Un salto di molti anni ed eccoci nel 2006 a Cronache di Bassavilla, edito da Dario Flaccovio, che racconta di un fantasma femminile di un’altra autostrada che si chiama Melissa. E’ una storia inventata e neppure l’ho inventata io. Un po’ dopo la sua uscita ho ricevuto diversi messaggi nel mio mailbox. Val la pena di leggerne tre più o meno per intero. Sono brevi. E, a loro modo, agghiaccianti.
Caro Danilo, ho iniziato e finito le tue cronache in Camargue con un Mistral che da quarant’anni non soffiava con una simile violenza. E ho capito perché. Inconsciamente ero restia a leggerti. Ora non so se è stato un colpo di Mistral o Melissa. Ma la mia “porta” si è riaperta di colpo. E, al ritorno, ho ricominciato a “vedere”. Lei stava lì, in autostrada, tal e quale come tu l’hai descritta.
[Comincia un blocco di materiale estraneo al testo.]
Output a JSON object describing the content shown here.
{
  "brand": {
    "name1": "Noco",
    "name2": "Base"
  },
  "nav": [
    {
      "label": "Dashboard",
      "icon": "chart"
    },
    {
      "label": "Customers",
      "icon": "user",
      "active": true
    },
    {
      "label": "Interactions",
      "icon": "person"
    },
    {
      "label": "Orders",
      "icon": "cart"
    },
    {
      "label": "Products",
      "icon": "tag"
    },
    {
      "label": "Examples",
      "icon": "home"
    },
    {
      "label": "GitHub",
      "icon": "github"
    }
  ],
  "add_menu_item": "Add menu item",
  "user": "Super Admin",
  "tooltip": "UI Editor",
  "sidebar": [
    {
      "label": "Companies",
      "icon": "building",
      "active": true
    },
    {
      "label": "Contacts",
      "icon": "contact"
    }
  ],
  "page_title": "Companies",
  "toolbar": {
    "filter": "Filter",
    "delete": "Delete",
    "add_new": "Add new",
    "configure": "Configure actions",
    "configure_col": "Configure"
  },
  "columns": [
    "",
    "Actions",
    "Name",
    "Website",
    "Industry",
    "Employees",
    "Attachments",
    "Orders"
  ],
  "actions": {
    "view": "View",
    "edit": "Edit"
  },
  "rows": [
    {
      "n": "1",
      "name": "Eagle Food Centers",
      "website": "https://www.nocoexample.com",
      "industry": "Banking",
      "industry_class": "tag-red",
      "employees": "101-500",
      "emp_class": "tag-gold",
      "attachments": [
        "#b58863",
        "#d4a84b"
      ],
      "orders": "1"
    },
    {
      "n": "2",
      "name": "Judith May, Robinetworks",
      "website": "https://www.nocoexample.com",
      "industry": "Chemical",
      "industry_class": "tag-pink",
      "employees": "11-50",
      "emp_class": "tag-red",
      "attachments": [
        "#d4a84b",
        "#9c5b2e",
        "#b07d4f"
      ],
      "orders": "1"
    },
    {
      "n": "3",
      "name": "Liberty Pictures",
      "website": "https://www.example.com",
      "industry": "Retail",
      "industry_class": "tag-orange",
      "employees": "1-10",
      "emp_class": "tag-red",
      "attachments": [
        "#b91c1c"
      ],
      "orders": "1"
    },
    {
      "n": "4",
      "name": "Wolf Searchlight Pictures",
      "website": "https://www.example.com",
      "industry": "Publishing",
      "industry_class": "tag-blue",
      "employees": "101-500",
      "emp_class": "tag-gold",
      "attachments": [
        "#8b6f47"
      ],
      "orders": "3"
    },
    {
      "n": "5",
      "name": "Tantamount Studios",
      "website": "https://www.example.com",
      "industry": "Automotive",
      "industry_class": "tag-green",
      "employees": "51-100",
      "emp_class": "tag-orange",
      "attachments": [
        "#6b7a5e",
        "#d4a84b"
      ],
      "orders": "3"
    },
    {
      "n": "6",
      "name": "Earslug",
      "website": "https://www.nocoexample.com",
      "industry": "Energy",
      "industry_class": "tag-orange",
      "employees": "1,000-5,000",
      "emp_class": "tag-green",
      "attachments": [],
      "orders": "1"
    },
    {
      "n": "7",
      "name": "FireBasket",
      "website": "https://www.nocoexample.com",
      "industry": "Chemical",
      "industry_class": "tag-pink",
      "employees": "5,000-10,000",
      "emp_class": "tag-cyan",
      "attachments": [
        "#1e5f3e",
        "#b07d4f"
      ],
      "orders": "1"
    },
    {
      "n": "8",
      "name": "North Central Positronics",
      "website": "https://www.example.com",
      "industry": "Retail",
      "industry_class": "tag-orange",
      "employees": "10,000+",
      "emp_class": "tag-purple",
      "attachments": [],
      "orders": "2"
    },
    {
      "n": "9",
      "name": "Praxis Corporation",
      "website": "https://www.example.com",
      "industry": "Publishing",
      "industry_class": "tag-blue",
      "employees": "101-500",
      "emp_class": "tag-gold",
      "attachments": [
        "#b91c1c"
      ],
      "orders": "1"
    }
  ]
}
E adesso che faccio? Ho un sacco di domande da porti, Raffaella.
Caro Danilo, più o meno a quattordici anni avevo deciso che dio non esisteva e che il sano materialismo di matrice comunistoide era quello che faceva per me. Quasi vent’anni la penso ancora più o meno così. Ma qualcosa che vorrebbe credere nell’intangibile c’è. E dunque ecco l’appassionarsi alle “coincidenze”, cercare le prove, incrociare le testimonianze, riportare i punti di congiunzione. Melissa è un po’ tutto questo, ancora prima di essere la biondina con il giubbotto rosso. Quindi non si può non cercarla. E adesso tieniti forte: l’altra sera ci sono passata davvero sulla A 13. Guidava un amico dopo una cena di lavoro a Padova. Quando abbiamo imboccato l’autostrada: «Adesso stiamo per attraversare un punto strano». Eravamo vicini a San Pelagio. Lui, abituato ai miei racconti sconclusionati, ha sorriso e guardato in silenzio. Poi, dopo un po’, visto che tendevo ad addormentarmi, mi ha chiesto: «Per punto strano intendevi quello dove la tipa faceva l’autostop?». Mi sono svegliata di soprassalto e ho quasi gridato: «Quale tipa?», e lui: «Una bionda con un giubbotto rosso. Ho fatto per fermarmi, ma mi sono voltato e non l’ho più vista», Antonella.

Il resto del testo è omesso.